Siti Zalina Ahmad

Personal information
- Nationality: Malaysian
- Born: 2 June 1979 (age 47) Perak, Malaysia

Medal record
Representing Malaysia
World Outdoor Championships
| Bronze medal – third place | 2008 Christchurch | singles |
| Bronze medal – third place | 2008 Christchurch | team |
World Cup Singles
| Gold medal – first place | 2015 Warilla | singles |
| Silver medal – second place | 2016 Warilla | singles |
| Bronze medal – third place | 2019 Warilla | singles |
World Champion of Champions
| Silver medal – second place | 2007 Warilla | singles |
Commonwealth Games
| Bronze medal – third place | 1998 Kuala Lumpur | fours |
| Gold medal – first place | 2002 Manchester | singles |
| Gold medal – first place | 2006 Melbourne | singles |
| Gold medal – first place | 2018 Gold Coast | pairs |
| Bronze medal – third place | 2022 Birmingham | singles |
Asia Pacific Bowls Championships
| Gold medal – first place | 2003 Brisbane | pairs |
| Silver medal – second place | 2005 Melbourne | singles |
| Bronze medal – third place | 2007 Christchurch | singles |
| Bronze medal – third place | 2009 Kuala Lumpur | singles |
| Gold medal – first place | 2009 Kuala Lumpur | pairs |
| Gold medal – first place | 2011 Adelaide | singles |
| Bronze medal – third place | 2011 Adelaide | pairs |
| Bronze medal – third place | 2015 Christchurch | singles |
| Silver medal – second place | 2015 Christchurch | pairs |
| Bronze medal – third place | 2019 Gold Coast | singles |
| Bronze medal – third place | 2019 Gold Coast | pairs |
Southeast Asian Games
| Gold medal – first place | 1999 Bandar Seri Begawan | pairs |
| Gold medal – first place | 2017 Kuala Lumpur | pairs |
| Gold medal – first place | 2019 Philippines | fours |
Asian Lawn Bowls Championship
| Gold medal – first place | 2003 Kuala Lumpur | singles |
| Gold medal – first place | 2005 Kuala Lumpur | singles |
| Gold medal – first place | 2008 Shenzhen | singles |
| Gold medal – first place | 2008 Shenzhen | pairs |
| Gold medal – first place | 2016 Brunei | singles |
| Gold medal – first place | 2016 Brunei | pairs |
| Gold medal – first place | 2017 New Delhi | singles |
| Gold medal – first place | 2017 New Delhi | pairs |
| Gold medal – first place | 2018 Xinxiang | pairs |
| Gold medal – first place | 2018 Xinxiang | fours |

= Siti Zalina Ahmad =

Malaysian lawn bowler (born 1979)

Siti Zalina Ahmad (born 2 June 1979) is a Malaysian international lawn bowler.

==Bowls career==
Siti Zalina Ahmad is from Perak, in Malaysia and is one of only two women to have won two Commonwealth Games singles Gold medals. After watching a game of hockey in 1995 she saw a lawn bowls match and decided to take up the sport.

===Commonwealth Games===
The first title came in 2002 when she won the Commonwealth Games Singles Gold medal in Manchester and four years later she successfully defended her title winning the Commonwealth Games Singles Gold medal in Melbourne.

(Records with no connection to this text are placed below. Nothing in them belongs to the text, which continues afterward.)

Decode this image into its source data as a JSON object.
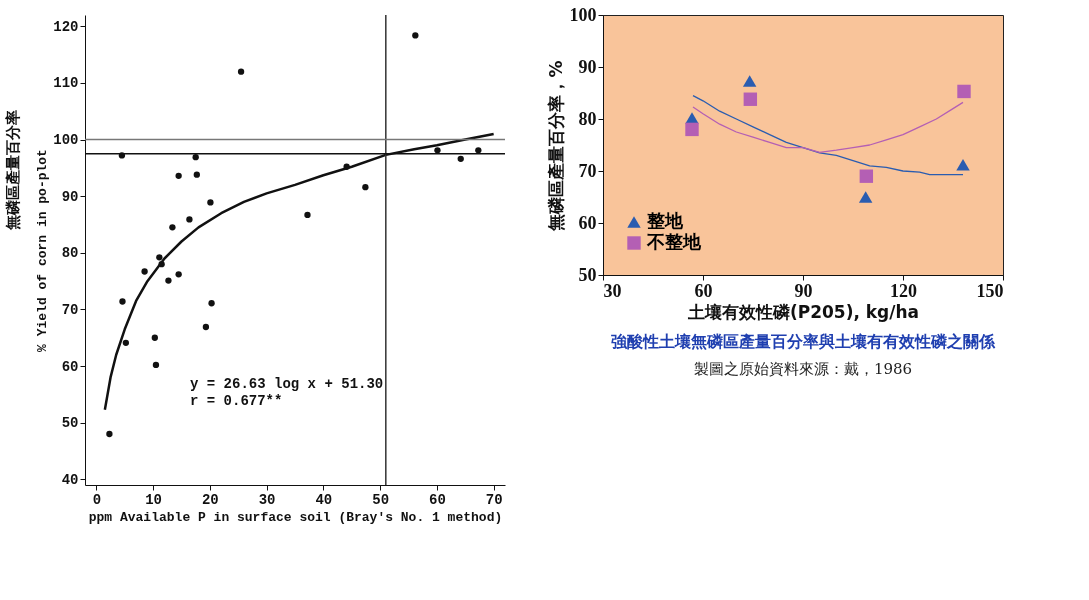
{
  "chart_data": [
    {
      "type": "scatter",
      "xlabel": "ppm Available P in surface soil (Bray's No. 1 method)",
      "ylabel": "% Yield of corn in po-plot",
      "annotations": [
        "無磷區產量百分率",
        "y = 26.63 log x + 51.30",
        "r = 0.677**"
      ],
      "xlim": [
        -2,
        72
      ],
      "ylim": [
        39,
        122
      ],
      "xticks": [
        0,
        10,
        20,
        30,
        40,
        50,
        60,
        70
      ],
      "yticks": [
        40,
        50,
        60,
        70,
        80,
        90,
        100,
        110,
        120
      ],
      "grid": false,
      "series": [
        {
          "color": "#111111",
          "marker": "circle",
          "x": [
            4.5,
            17.5,
            14.5,
            17.7,
            20.1,
            16.4,
            13.4,
            25.5,
            37.2,
            44.1,
            47.4,
            56.2,
            60.1,
            67.3,
            64.2,
            11.1,
            11.5,
            8.5,
            14.5,
            12.7,
            4.6,
            20.3,
            19.3,
            5.2,
            10.3,
            10.5,
            2.3
          ],
          "values": [
            97.2,
            96.9,
            93.6,
            93.8,
            88.9,
            85.9,
            84.5,
            112.0,
            86.7,
            95.2,
            91.6,
            118.4,
            98.1,
            98.1,
            96.6,
            79.2,
            78.0,
            76.7,
            76.2,
            75.1,
            71.4,
            71.1,
            66.9,
            64.1,
            65.0,
            60.2,
            48.0
          ]
        },
        {
          "type": "line",
          "color": "#111111",
          "x": [
            1.5,
            2.5,
            3.5,
            5,
            7,
            9,
            12,
            15,
            18,
            22,
            26,
            30,
            35,
            40,
            45,
            51,
            56,
            60,
            65,
            70
          ],
          "values": [
            52.3,
            58,
            62,
            66.5,
            71.5,
            75,
            79,
            82,
            84.5,
            87,
            89,
            90.5,
            92,
            93.7,
            95.2,
            97.3,
            98.3,
            99,
            100,
            101
          ]
        }
      ],
      "ref_lines": [
        {
          "axis": "x",
          "value": 51,
          "color": "#333333"
        },
        {
          "axis": "y",
          "value": 100,
          "color": "#777777"
        },
        {
          "axis": "y",
          "value": 97.5,
          "color": "#111111"
        }
      ]
    },
    {
      "type": "scatter",
      "title": "強酸性土壤無磷區產量百分率與土壤有有效性磷之關係",
      "xlabel": "土壤有效性磷(P205), kg/ha",
      "ylabel": "無磷區產量百分率，%",
      "annotations": [
        "製圖之原始資料來源：戴，1986"
      ],
      "xlim": [
        30,
        150
      ],
      "ylim": [
        50,
        100
      ],
      "xticks": [
        30,
        60,
        90,
        120,
        150
      ],
      "yticks": [
        50,
        60,
        70,
        80,
        90,
        100
      ],
      "grid": false,
      "legend": "bottom left",
      "series": [
        {
          "name": "整地",
          "color": "#2a5cb0",
          "marker": "triangle",
          "x": [
            56.7,
            74,
            108.8,
            138
          ],
          "values": [
            80.2,
            87.3,
            65,
            71.2
          ]
        },
        {
          "name": "不整地",
          "color": "#b45fb4",
          "marker": "square",
          "x": [
            56.7,
            74.2,
            109,
            138.3
          ],
          "values": [
            78,
            83.8,
            69,
            85.3
          ]
        },
        {
          "type": "line",
          "color": "#2a5cb0",
          "x": [
            57,
            60,
            65,
            70,
            75,
            80,
            85,
            90,
            95,
            100,
            105,
            110,
            115,
            120,
            125,
            128,
            138
          ],
          "values": [
            84.5,
            83.5,
            81.5,
            80,
            78.5,
            77,
            75.5,
            74.5,
            73.5,
            73,
            72,
            71,
            70.7,
            70,
            69.8,
            69.3,
            69.3
          ]
        },
        {
          "type": "line",
          "color": "#b45fb4",
          "x": [
            57,
            60,
            65,
            70,
            75,
            80,
            85,
            90,
            95,
            100,
            105,
            110,
            115,
            120,
            125,
            130,
            135,
            138
          ],
          "values": [
            82.3,
            81,
            79,
            77.5,
            76.5,
            75.5,
            74.5,
            74.5,
            73.6,
            74,
            74.5,
            75,
            76,
            77,
            78.5,
            80,
            82,
            83.2
          ]
        }
      ]
    }
  ]
}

In the 2010 Commonwealth Games she won her qualifying group with a perfect 10-0 win record and 20-0 set record before losing to Natalie Melmore in the semi-finals bringing her eight-year reign as champion to an end. She was also the flag bearer for the Malaysian team during the 2010 games.

She was selected as part of the Malaysian team for the 2018 Commonwealth Games on the Gold Coast in Queensland where she claimed a gold medal in the Pairs with Emma Firyana Saroji.

In 2022, she competed in the women's singles and the women's pairs at the 2022 Commonwealth Games. In the singles she secured a bronze medal.

===World Championship===
Zalina has also won one world championship medal, a bronze at the 2008 World Outdoor Bowls Championship in Christchurch, New Zealand. In 2020 she was selected for the 2020 World Outdoor Bowls Championship in Australia.

===International===
Zalina has won eleven medals at the Asia Pacific Bowls Championships, including three gold medals and a double bronze at the 2019 Asia Pacific Bowls Championships in the Gold Coast, Queensland. She has also won three titles at the Hong Kong International Bowls Classic, consisting of the 2014 and 2018 singles title and the 2008 pairs title with Nor Hashimah Ismail.

In the Southeast Asian Games she has won three gold medals.

===National===
She also won the 2008 singles title at the New Zealand National Bowls Championships when bowling as an overseas invitational player.

==Personal life==
Her occupation is a Police Officer and is nicknamed Lina.